The State of Minnesota does not have any similar administrative rules addressing sick leave for state employees. However, Minnesota Management and Budget, which establishes statewide standards outside of the Administrative Procedures process, has issued two HR/LR policies implementing EPSL and EFMLA as required under the FFCRA. See HR/LR Policy 1440 and 1441 respectively. The State of Michigan’s State Personnel Director issued emergency amendments to Civil Service Regulation 5.10 on sick leave to allow employees to use sick leave to provide childcare when school or place of care or childcare provider is closed or unavailable, due to COVID-19 precautions or to provide care to a family member who is subject to an isolation order related to COVID-19. See the following official communications of the State Personnel Director for March 13, 2020 (SPDOC 20-02) and August 31, 2020 (SPDOC 20-10)
At this time the department was unable to identify any similar administrative rules in Illinois that have been drafted or implemented in response to COVID-19.

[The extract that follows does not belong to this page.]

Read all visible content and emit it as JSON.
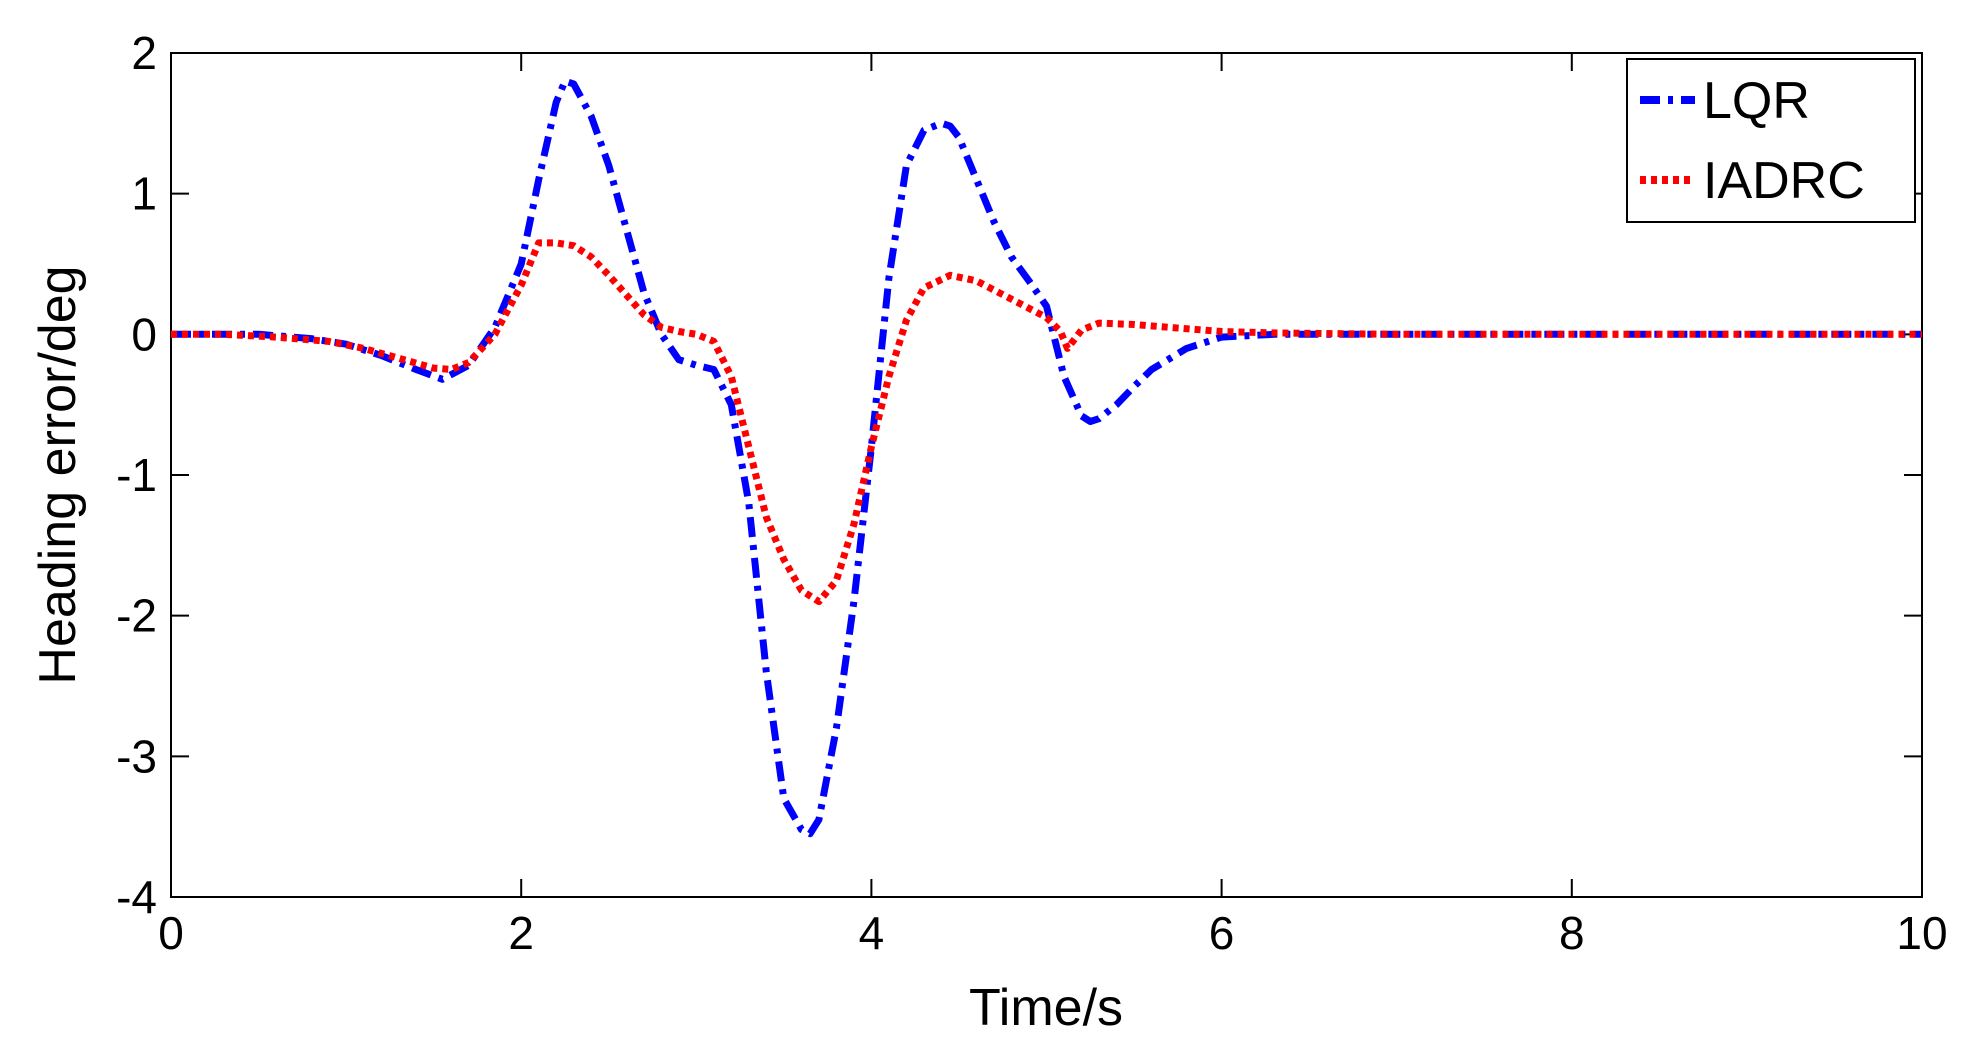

8. Summary of the factual data and analytical methodologies that the agency used in support of the proposed rule and how any related findings support the regulatory approach chosen for the proposed rule:
The Department considered information available from the Department of Health Services relating to the COVID-19 pandemic in Wisconsin. On November 1, 2020, the average cases confirmed over the last 7 days was 4,385. This number is compared to the 7-day average of 2,405 present on October 1, 2020. Furthermore, over the same time period, the percent of positive tests have increased from 9.6 % to 15.1%. Wisconsin is continuing to experience unprecedented, near exponential growth of the COVID-19 pandemic. This growth is also impacting schools. In reviewing the Department of Health Services’ weekly COVID-19 facilities update, as of October 28, 2020 there have been 668 schools, colleges, or day care centers with two or more confirmed cases. Of these, 542 are categorized as “active investigations,” meaning fewer than four weeks had passed since the last possible exposure within those facilities. This is up from October 7, 2020, where there were 404 total and 340 active investigations for educational facilities. Some cases within educational facilities are forcing some districts to close buildings, move to online learning, at least temporarily, and delay re-opening plans.